Tories Look Better Than Expected

Rough Waters For Blair

Labour Backbenchers Could Set Agenda As Majority Shrinks


(With Major Saturday Developments)



What was expected to be a dull rerun of Tony Blair's previous, mammoth victories, has instead turned out to be at least the beginning of the end.


It isn't spin to suggest, even if Michael Howard obviously won't be the next PM, the Tories look mighty good today.

The reason? It's Bush-esque, or Bush-onian, whatever term we might coin, where expectations were so low, the Conservative Party had an easy hurdle to jump in this election.

Biggest upset: the third-party and increasingly leftist Liberal Democrats appear to be picking up just a few seats in early returns, with later results looking a bit better.

Instead, voters sick of Blair and Labour in many cases did go Conservative, giving party leader Howard at least enough voices to make the House of Commons a bit less of a one-party echo chamber.

Most interesting: a 5% vote swing toward the Tories in London, reversing eroding support in the last two elections.

Here's where it gets especially compelling: with Labour's majority dropping to potentially uncomfortable levels, Blair's moderate agenda could face huge pressures from a rogue band of old-fashioned socialist Labour backbenchers, perhaps 50 in number, who will have the ability to screw things up mightily for the prime minister.

This could be good news for Conservatives in the next election, where they could take the reins from a fractured Labour. With Blair, as nearly the sole occupant of the Thatcherite wing of his party, could very well see it return to its hard-left roots.

News coverage tonight has focused on Blair and Iraq as the problem, but Conservatives were also for the war and there are growing internal social problems that have created frustrations.

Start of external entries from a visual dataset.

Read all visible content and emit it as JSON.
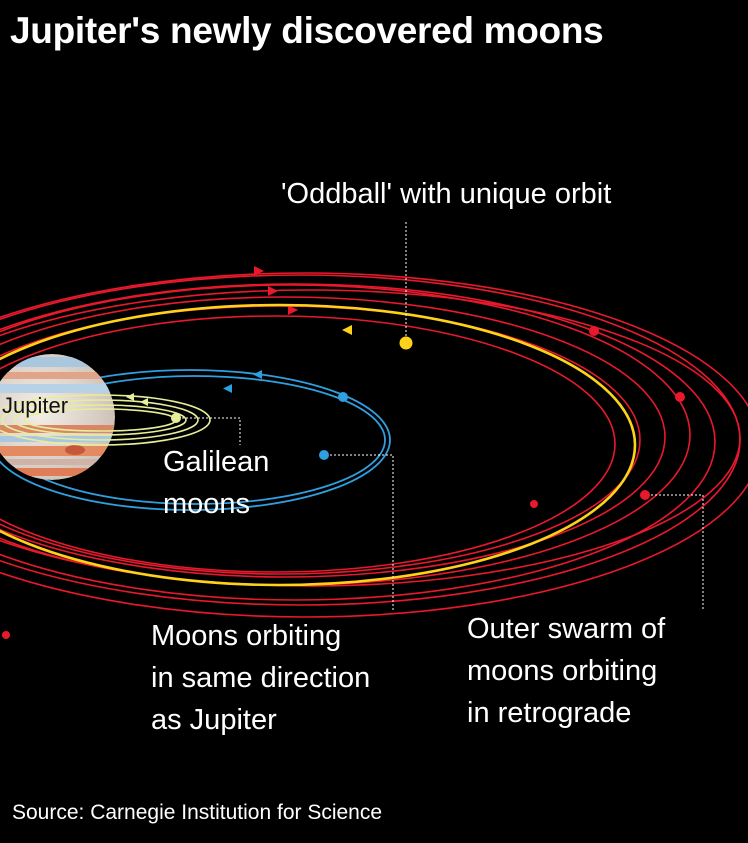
{
  "title": "Jupiter's newly discovered moons",
  "planet_label": "Jupiter",
  "labels": {
    "oddball": "'Oddball' with unique orbit",
    "galilean": [
      "Galilean",
      "moons"
    ],
    "prograde": [
      "Moons orbiting",
      "in same direction",
      "as Jupiter"
    ],
    "retrograde": [
      "Outer swarm of",
      "moons orbiting",
      "in retrograde"
    ]
  },
  "source": "Source: Carnegie Institution for Science",
  "colors": {
    "background": "#000000",
    "retrograde_orbit": "#e8192c",
    "oddball_orbit": "#ffd21a",
    "prograde_orbit": "#2f9fe0",
    "galilean_orbit": "#e6ee9a",
    "text": "#ffffff"
  }
}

I don't think the Tories are yet ready to take the reins of government, after a long rebuilding process and stumbling around on the issues, in recent years.

If there is an internal Labour coup which results in Blair's political demise, however, Conservatives will be well-positioned for the next election.

Updates later as returns arrive.

Update: day-after reactions from around the world, as chronicled by the BBC, show newspapers around the world blaming Iraq for Blair's huge parliamentary losses. Isn't the real problem a lack of trust, not the decision to go to war in the first place, as well as the large number of festering social problems at home?

Saturday: Conservative leader Michael Howard announces he'll soon step down as party leader, citing age and the desire for new leadership to be in place, before the next election. Apparently his intent was to see the party through this contest and just beyond.

A list of contenders supplied by the BBC is here, there really does seem to be a talent pool in the Conservative Party, with younger potential leaders than one would expect.